Changes to the 12-year-old Work Safety Law are scheduled to become effective from December 1. The amended law reinforces the concept of human safety over economic progress and increases penalties.

According to the amendment, a major accident will result in penalties of between 1 million and 5 million yuan and extraordinarily serious accidents will be punished by fines of between 5 million and 20 million yuan.

The amendment, approved by the Standing Committee of the National People's Congress on Aug 31, involves more than 70 changes and improves accident prevention and emergency response systems.

Penalties will also be imposed on the primary responsible individual if an accident occurs due to a person's proven negligence or wrongdoing, including demotion or dismissal and a fine of a certain percentage of the previous year’s income.

Once confirmed as being responsible for an extraordinarily serious accident, the guilty party can no longer remain in the chief decision-making position of companies in the same industrial sector.

Zhi Tongxiang, general safety director at the State Administration of Work Safety (SAWS), said the amendment specified the main duties of work safety for companies and organizations and clarified the role of supervision for government organs at different levels.

He said the new law included the toughest punishments since 2002.

Huang Yi, spokesman for SAWS, said China’s overall safety record in the workplace is better than that of last year. "There have been no extraordinarily serious accidents in coal mines for 19 consecutive months and the death toll, measured in deaths per one million tons of coal mined, was down to 0.25," he said.

"We will accelerate the closure of small coal mines.
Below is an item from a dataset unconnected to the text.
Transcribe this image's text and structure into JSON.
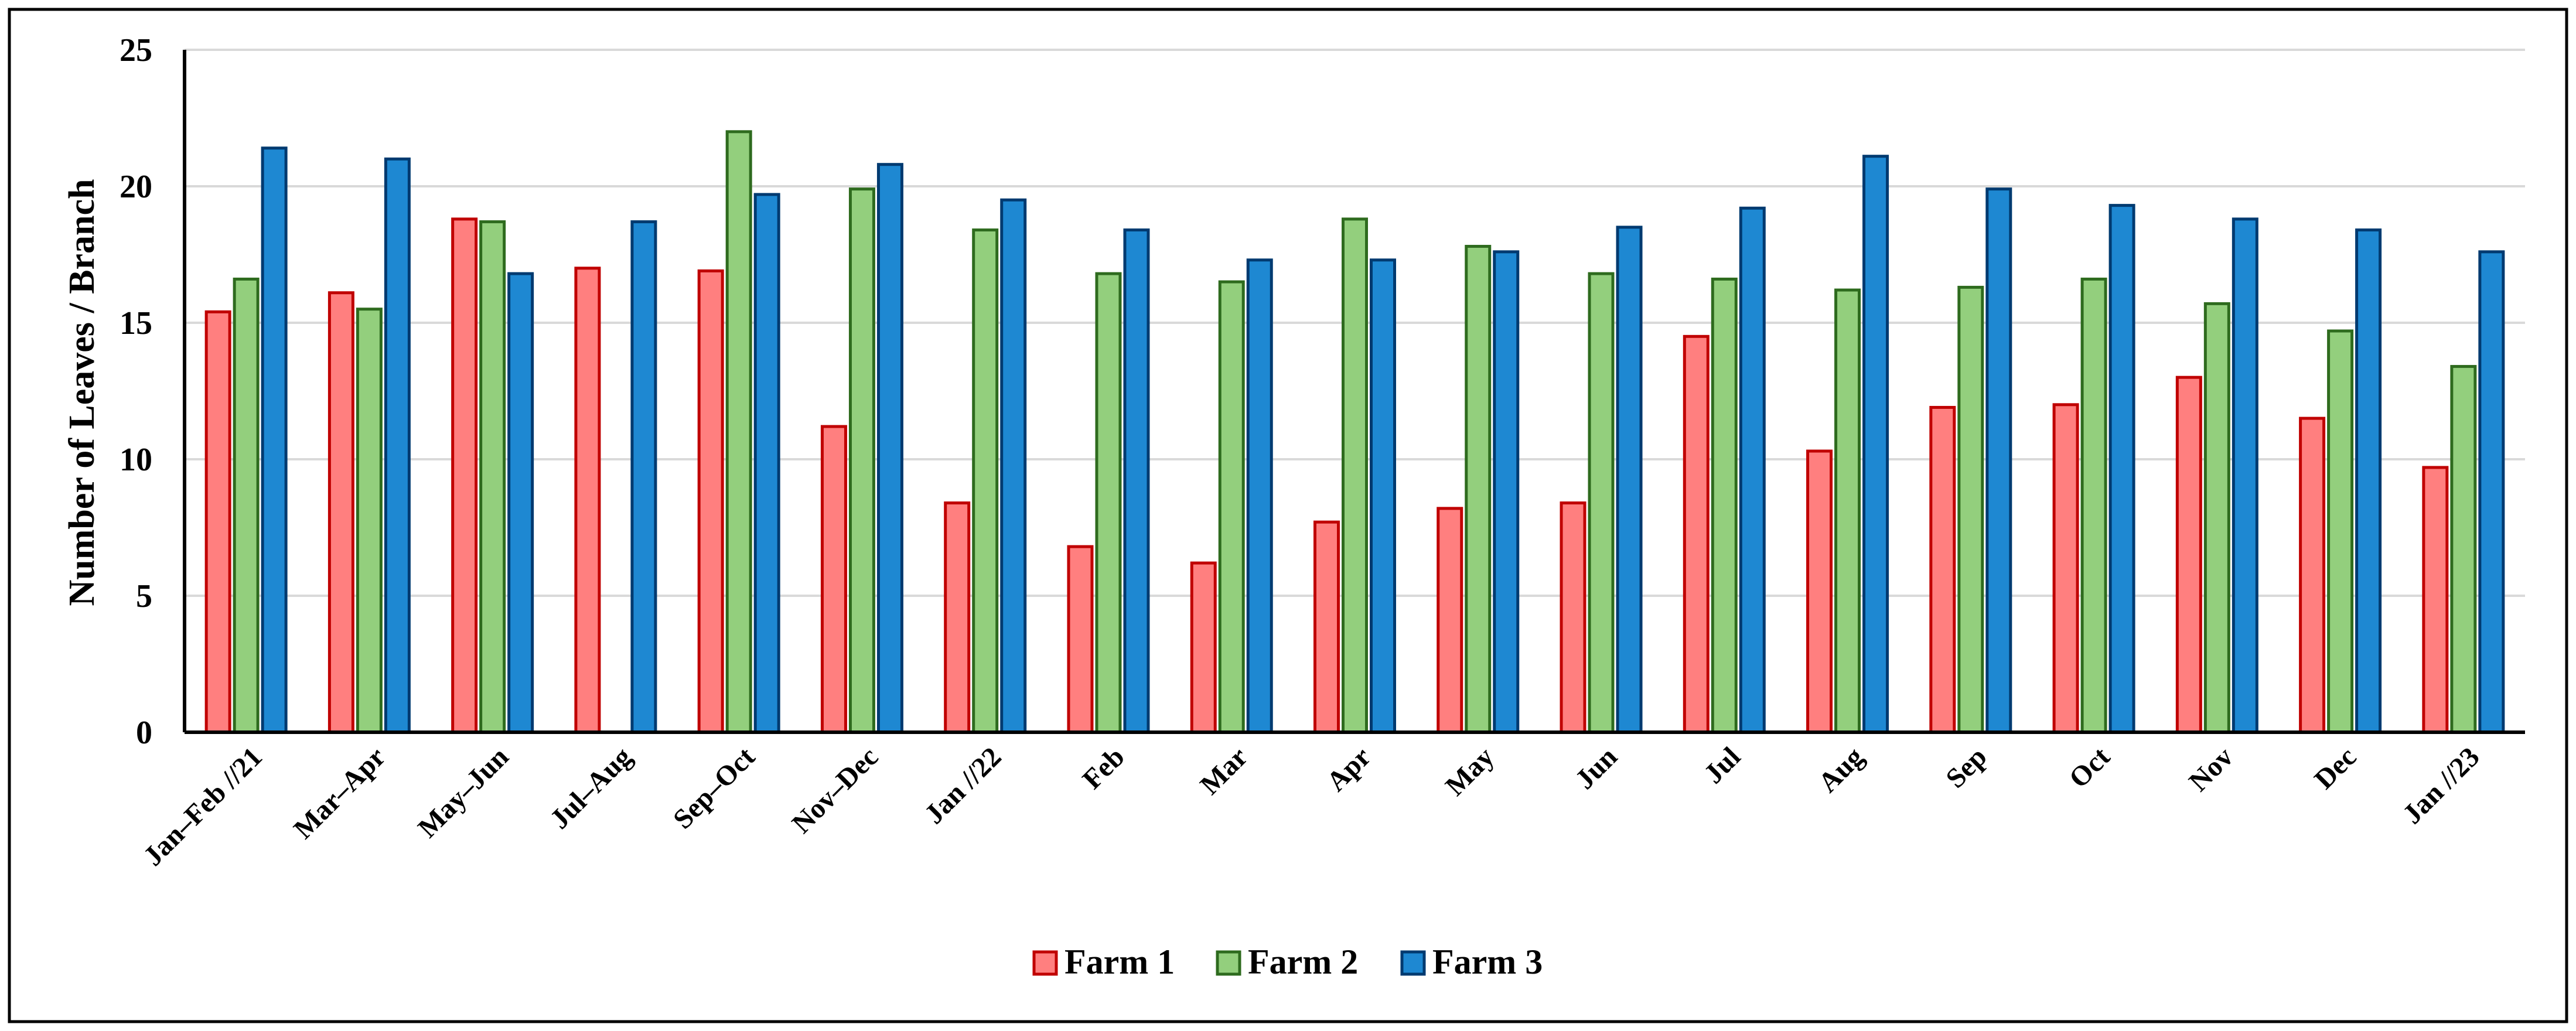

As of now, we have identified 902 small mines to be closed, 800 of which will have been shut within this year," Huang said, adding that SAWS will not approve the construction of coal mines with an annual output less than 300,000 tons.

SAWS has moved, restructured or closed 1,317 hazardous chemicals and firecracker factories in densely populated towns during the first three-quarters of this year.

In addition, it will close 4,734 non-coal mines and reduce the number of dangerous tailing ponds, where unwanted mining materials are separated from solid particles in water, to 774.

Huang emphasized the underlying problems of oil and gas pipelines which cover 120,000 kilometers with part of them in service for more than 20 years. There were 300,000 places in the network identified as potential dangers last year and only 34 percent of the problems have been fixed.

Huang called for concerted efforts to remove all hazards and urged a working group to be set up to ensure the pipelines’ safety.

The total number of accidents and fatalities at the workplace has reduced by 2.6 and 8.8 percent respectively during the first three-quarters of this year. The number of major accidents and extraordinarily serious accidents reduced by 25.6 percent during the same period of time, SAWS said.

According to the administration office, between January and October, the number of coal mine accidents and fatalities reduced by 15.1 and 15.4 percent respectively compared with the same period last year.

As of the end of September, of all 50 major coal producing counties in China, 21 achieved a record of zero accidents. The number of accidents and deaths of the 50 major coal producing counties had respectively dropped by 38 and 42.3 percent on a year-on-year basis, according to the work safety watchdog.